Make The Kitchen Kosher Setting Up From Scratch
When you make your kitchen kosher everything - utensils, appliances, fixtures - is examined. Some is "kashered", some replaced.
To make a kitchen kosher is something of a restoration project.
The reasons for this are explained in some of the other articles in this "How Do I Handle It?" section. (I'll provide links below)
In summary, the physical reality is that non-kosher status can spread from food to surfaces to other food and other surfaces and so on.
The "restoration project" is your pot, pan or oven that was kosher, but is now not kosher.
How and Why Kosher Status is Restored
Let me say at the outset that, if a picture is worth a thousand words, then a demonstration is worth an instruction manual.
This article is about only the basics involved in making a kitchen kosher. The one to show you how is a rabbi or qualified expert.
Kosher status is lost when a utensil comes into transferable contact with non-kosher food or impermissible mixtures. The utensil can only be re-used if it is "kashered".
To kasher a utensil means to make it kosher.
The first consideration is, "Can it be kashered at all?"
The Utensils That Can Be Kashered
Two factors matter: - What is the material of which the utensil is made?
- How was it used?
There are three possibilities with respect to materials.
- The material does not absorb food or the taste of it.
- The material absorbs but will never fully release it.
- The material absorbs and releases the taste of the food.
Only the last category matters here.
Why? If it never absorbs food, the utensil always remains kosher. If it absorbs, but never releases, you can't make it kosher again. If a material does both, then it can be kashered.
Below is a brief summary of materials that belong in each category.
Note please, that they are the subject of disagreement among authorities and are partly based on tradition. As usual your rabbi will be your guide in these matters.

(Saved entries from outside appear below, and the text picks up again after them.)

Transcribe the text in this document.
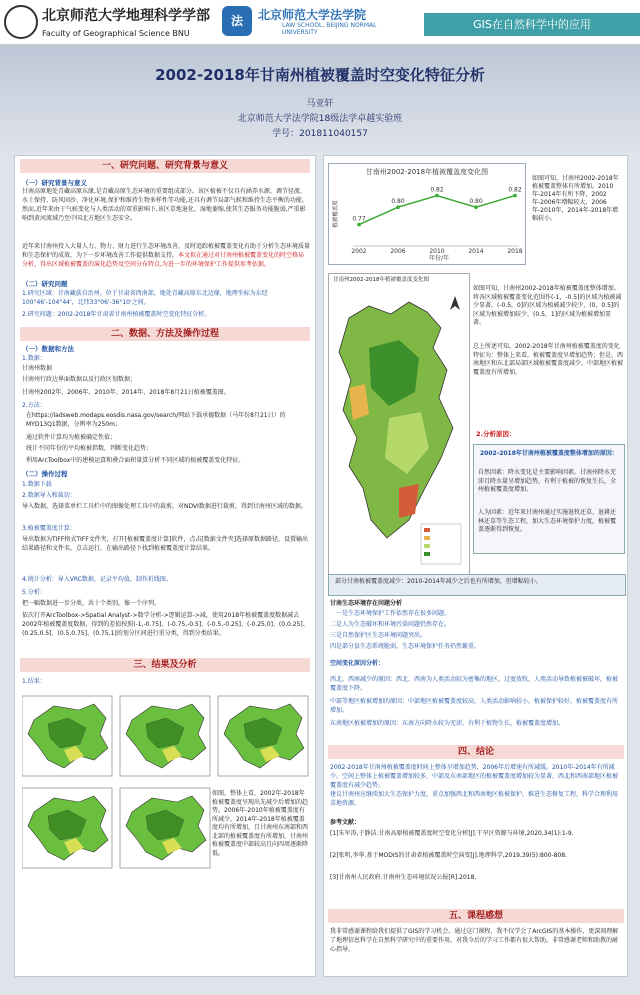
北京师范大学地理科学学部
Faculty of Geographical Science BNU
法	北京师范大学法学院
LAW SCHOOL, BEIJING NORMAL UNIVERSITY
GIS在自然科学中的应用
2002-2018年甘南州植被覆盖时空变化特征分析
马亚轩
北京师范大学法学院18级法学卓越实验班
学号：201811040157
一、研究问题、研究背景与意义
（一）研究背景与意义
甘南高原地处青藏高原东缘,是青藏高原生态环境的重要组成部分。该区植被不仅具有涵养水源、调节径流、水土保持、防风固沙、净化环境,保护和维持生物多样性等功能,还具有调节局部气候和维持生态平衡的功能。然而,近年来由于气候变化与人类活动的双重影响下,该区草地退化、湿地萎缩,使其生态服务功能脆弱,严重影响到黄河流域乃至中国北方地区生态安全。
近年来甘南州投入大量人力、物力、财力进行生态环境改善，及时追踪植被覆盖变化有助于分析生态环境质量和生态保护的成效，为下一步环境改善工作提供数据支持。本文拟在通过对甘南州植被覆盖变化的时空格局分析，得出区域植被覆盖的演化趋势及空间分布特点,为进一步的环境保护工作提供参考依据。
（二）研究问题
1.研究区域：甘南藏族自治州。位于甘肃省西南部，地处青藏高原东北边缘，地理坐标为东经100°46'-104°44'，北纬33°06'-36°10'之间。
2.研究问题：2002-2018年甘肃省甘南州植被覆盖时空变化特征分析。
二、数据、方法及操作过程
（一）数据和方法
1.数据：
甘南州数据
甘南州行政边界面数据以及行政区划数据；
甘南州2002年、2006年、2010年、2014年、2018年8月21日植被覆盖图。
2.方法：
在https://ladsweb.modaps.eosdis.nasa.gov/search/网站下载承德数据（马年份8月21日）的MYD13Q1数据，分辨率为250m；
通过软件计算均为植被确定性值；
统计不同年份的平均植被指数，判断变化趋势；
利用ArcToolbox中的建模运算和叠合面积量算分析不同区域的植被覆盖变化特征。
（二）操作过程
1.数据下载
2.数据导入和裁切：
导入数据，选择菜单栏工具栏中的图像处理工具中的裁剪，对NDVI数据进行裁剪，得到甘南州区域的数据。
3.植被覆盖度计算：
导出数据为TIFF格式TIFF文件夹，打开[植被覆盖度计算]软件，点击[数据文件夹]选择原数据路径，设置输出结果路径和文件名，点击运行，在输出路径下找到植被覆盖度计算结果。
4.统计分析：导入VRC数据，记录平均值，制作折线图。
5.分析：
把一幅数据进一步分类，共十个类别，像一个序列。
依次打开ArcToolbox->Spatial Analyst->数学分析->逻辑运算->减，使用2018年植被覆盖度数据减去2002年植被覆盖度数据，得到的差值按照(-1,-0.75]、(-0.75,-0.5]、(-0.5,-0.25]、(-0.25,0]、(0,0.25]、(0.25,0.5]、(0.5,0.75]、(0.75,1]的划分区间进行重分类，得到分类结果。
三、结果及分析
1.结果：
如图，整体上看，2002年-2018年植被覆盖度呈现出先减少后增加的趋势。2006年-2010年植被覆盖度有所减少，2014年-2018年植被覆盖度均有所增加，且甘南州东南部和西北部的植被覆盖度有所增加，甘南州植被覆盖度中部较高且向四周逐渐降低。
甘南州2002-2018年植被覆盖度变化图
植被覆盖度
年份/年
0.77
2002
0.80
2006
0.82
2010
0.80
2014
0.82
2018
如图可知，甘南州2002-2018年植被覆盖整体有所增加。2010年-2014年有所下降，2002年-2006年增幅较大，2006年-2010年，2014年-2018年增幅较小。
甘南州2002-2018年植被覆盖度变化图
如图可知，甘南州2002-2018年植被覆盖度整体增加。将各区域植被覆盖变化范围作(-1，-0.5]的区域为植被减少显著，(-0.5，0]的区域为植被减少较少，(0，0.5]的区域为植被增加较少，(0.5，1]的区域为植被增加显著。
总上所述可知，2002-2018年甘南州植被覆盖度的变化特征为：整体上来看，植被覆盖度呈增加趋势；但是，西南地区和东北部局部区域植被覆盖度减少，中部地区植被覆盖度有所增加。
2.分析原因：
2002-2018年甘南州植被覆盖度整体增加的原因：
自然因素：降水变化是主要影响因素。甘南州降水充沛且降水量呈增加趋势，有利于植被的恢复生长，全州植被覆盖度增加。
人为因素：近年来甘南州通过实施退牧还草、退耕还林还草等生态工程，加大生态环境保护力度，植被覆盖逐渐得到恢复。
部分甘南植被覆盖度减少：2010-2014年减少之后也有所增加，但增幅较小。
甘南生态环境存在问题分析
一是生态环境保护工作依然存在很多问题。
二是人为生态破坏和环境污染问题仍然存在。
三是自然保护区生态环境问题突出。
四是部分县生态系统脆弱，生态环境保护任务仍然繁重。
空间变化原因分析：
西北，西南减少的原因：西北、西南为人类活动较为密集的地区，过度放牧、人类活动导致植被被破坏，植被覆盖度下降。
中部等地区植被增加的原因：中部地区植被覆盖度较高，人类活动影响较小，植被保护较好，植被覆盖度有所增加。
东南地区植被增加的原因：东南方向降水较为充沛，有利于植物生长，植被覆盖度增加。
四、结论
2002-2018年甘南州植被覆盖度时间上整体呈增加趋势，2006年后增速有所减缓。2010年-2014年有所减少。空间上整体上植被覆盖增加较多，中部及东南部地区的植被覆盖度增加较为显著，西北和西南部地区植被覆盖度有减少趋势。
建议甘南州应继续加大生态保护力度，重点加强西北和西南地区植被保护，推进生态修复工程，科学合理利用草地资源。
参考文献：
[1]朱军涛,于静洁.甘南高原植被覆盖度时空变化分析[J].干旱区资源与环境,2020,34(1):1-9.
[2]张明,李华.基于MODIS的甘肃省植被覆盖时空演变[J].地理科学,2019,39(5):800-808.
[3]甘南州人民政府.甘南州生态环境状况公报[R].2018.
五、课程感想
我非常感谢课程给我们提供了GIS的学习机会。通过这门课程，我不仅学会了ArcGIS的基本操作，更深刻理解了地理信息科学在自然科学研究中的重要作用，对我今后的学习工作都有很大帮助。非常感谢老师和助教的耐心指导。
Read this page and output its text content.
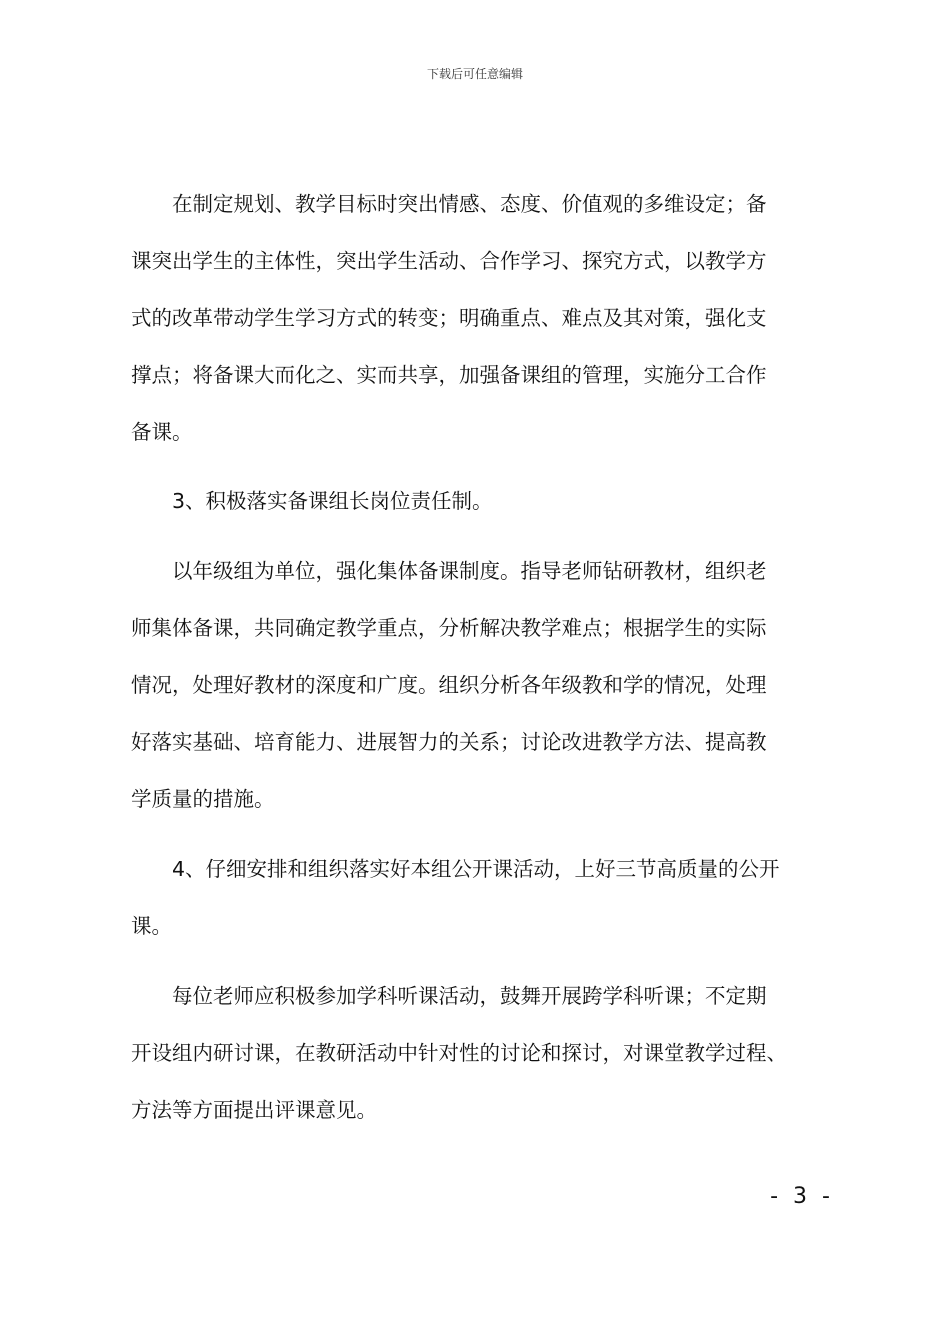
下载后可任意编辑
在制定规划、教学目标时突出情感、态度、价值观的多维设定；备
课突出学生的主体性，突出学生活动、合作学习、探究方式，以教学方
式的改革带动学生学习方式的转变；明确重点、难点及其对策，强化支
撑点；将备课大而化之、实而共享，加强备课组的管理，实施分工合作
备课。
3、积极落实备课组长岗位责任制。
以年级组为单位，强化集体备课制度。指导老师钻研教材，组织老
师集体备课，共同确定教学重点，分析解决教学难点；根据学生的实际
情况，处理好教材的深度和广度。组织分析各年级教和学的情况，处理
好落实基础、培育能力、进展智力的关系；讨论改进教学方法、提高教
学质量的措施。
4、仔细安排和组织落实好本组公开课活动，上好三节高质量的公开
课。
每位老师应积极参加学科听课活动，鼓舞开展跨学科听课；不定期
开设组内研讨课，在教研活动中针对性的讨论和探讨，对课堂教学过程、
方法等方面提出评课意见。
- 3 -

The Categories of Materials
Category one - materials which may not absorb: some types of plastic and glassware. This tradition holds that this material absorbs nothing and, as long as the surface is clean, you can use it for both meat and milk. (But make sure it's your tradition).Category two - materials which absorb but do not release: stoneware such as ceramics and porcelain. If it loses its kosher status it usually cannot be kashered. Wait though, before discarding anything. Ask your rabbi about mitigating circumstances. It's possible that a lengthy interval - one year - between uses may permit them.Metal utensils are the primary material in category three. Utensils, stoves and sinks which are made of metal can usually be kashered.
Once you have established that you can kasher the item, our second question comes up.
How Was The Utensil Used?
The answer to this question is important because making anything kosher involves the following principle:
The way the taste of the food was absorbed is the only way it can be released. In modern terms I guess that would mean using the "undo" button! Examples: - You boil meat and milk in a pot.
You kasher the pot by boiling it. - An oven roasts using a high temperature.
You kasher the oven using a higher temperature. - A knife absorbs food by its own pressure.
You may kasher the knife by scouring (or by other means).
Immersion in a Mikve
When making a kitchen kosher there is a process in addition to kashering used utensils. Many utensils, even new, require immersion in a mikve. A mikve is "a pool of live water".
This process is called tevila and is known in the vernacular as "toiveling". Almost any movable object used to prepare or serve food will need it. The main exceptions are those made of plastic or wood.
Further information on tevila is available here
Summary - You Can Do It
It's my opinion (and I know I have been repetitive) that, in matters of kashering you kitchen or any utensil, a rabbi's active participation is essential.
As stated earlier, a demonstration is even more valuable than a picture. Don't be shy! Why do you think they became rabbis?!
Having said that, here is a further set of written
guidelines to making your kitchen kosher:
The article you are reading now is meant to show that making your kitchen kosher is as feasable as any other aspect of keeping kosher.
1) The contents of the kitchen are divided by material. Those that cannot be kashered are replaced. 2) The ones that can be kashered are divided by usage. The correct method of kashering is then chosen. 3)Utensils that need it will be taken for immersion.
If you have undertaken to make your kitchen kosher your next step might be to read our articles on how to keep it kosher.
Avoiding mistakes in your kosher kitchen
and
Dealing with mistakes that you couldn't avoid.
Experience is of course the best teacher. Most of what you are now reading will be second nature to you in very short order.